Pantau - Perum Perumnas menghadapi persoalan berulang setelah lebih dari 52 tahun menjalankan mandat penyediaan rumah bagi masyarakat. Kondisi ini mendorong kebutuhan pembenahan menyeluruh agar masalah yang sama tidak terus terjadi di masa depan.
Anggota Komisi VI DPR RI Asep Wahyuwijaya menilai langkah transformasi harus menyentuh kebijakan, tata kelola, dan arah bisnis perusahaan, bukan hanya bergantung pada penyertaan modal negara (PMN).
“Saya tidak masuk ke teknis. Direksi lebih paham. Yang penting, kebijakan apa yang perlu dibenahi agar 50 tahun ke depan Perumnas tidak menghadapi masalah yang sama,” kata legislator Dapil Jawa Barat V ini, dikutip Jumat (3/7/2026).
Ia menyoroti tantangan utama Perumnas dalam menjaga keseimbangan antara fungsi sosial dan kekuatan bisnis.
“Perumnas punya beban menyediakan rumah terjangkau. Tapi juga harus kuat secara bisnis.
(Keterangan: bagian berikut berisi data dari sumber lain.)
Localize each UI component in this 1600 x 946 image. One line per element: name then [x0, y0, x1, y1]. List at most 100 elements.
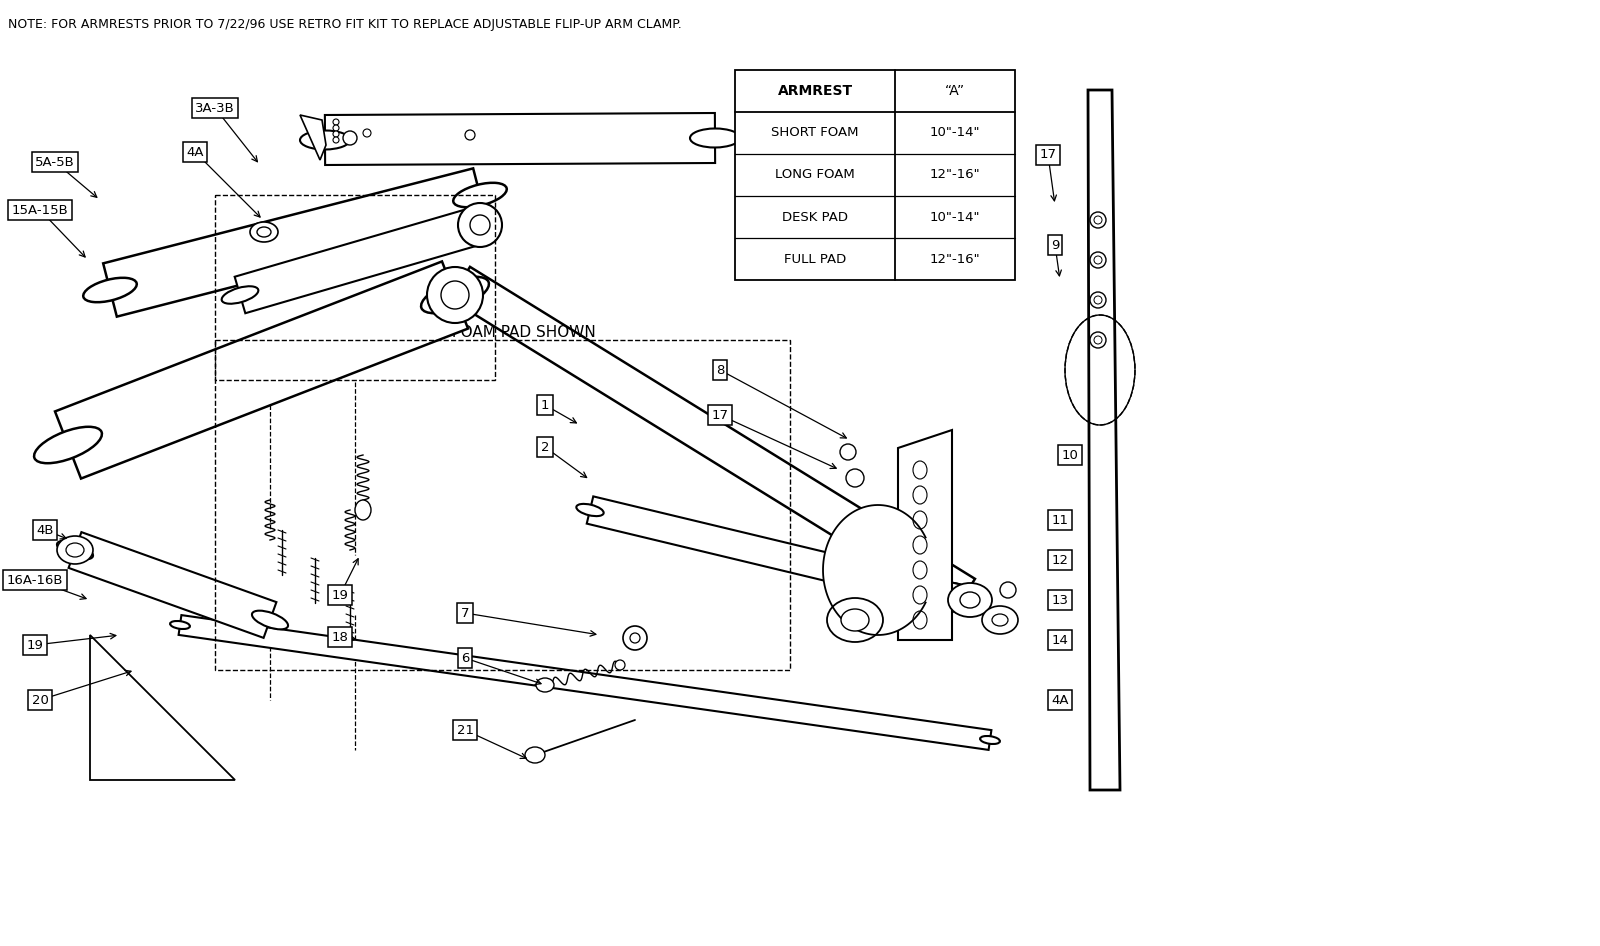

Di situ perlu formulasi kebijakan yang tepat,” ungkap wakil rakyat dari Kabupaten Bogor tersebut.
Ia juga mendorong Perumnas mengacu pada praktik negara lain, termasuk Singapura, yang mampu menjalankan mandat sosial tanpa mengorbankan keberlanjutan usaha.
Menurutnya, dukungan terhadap Perumnas tidak cukup berhenti pada pembahasan PMN, tetapi perlu diarahkan untuk mendorong perubahan yang lebih mendasar.
“Kalau nilai perusahaan dibenahi, kebiasaan buruk bisa ditinggalkan. Dari situ Perumnas bisa tumbuh sehat tanpa meninggalkan tugasnya melayani masyarakat,” tegas politikus NasDem ini.
Ia juga mengingatkan temuan persoalan teknis, termasuk restatement keuangan, perlu menjadi bahan evaluasi serius dalam proses pembenahan internal perusahaan.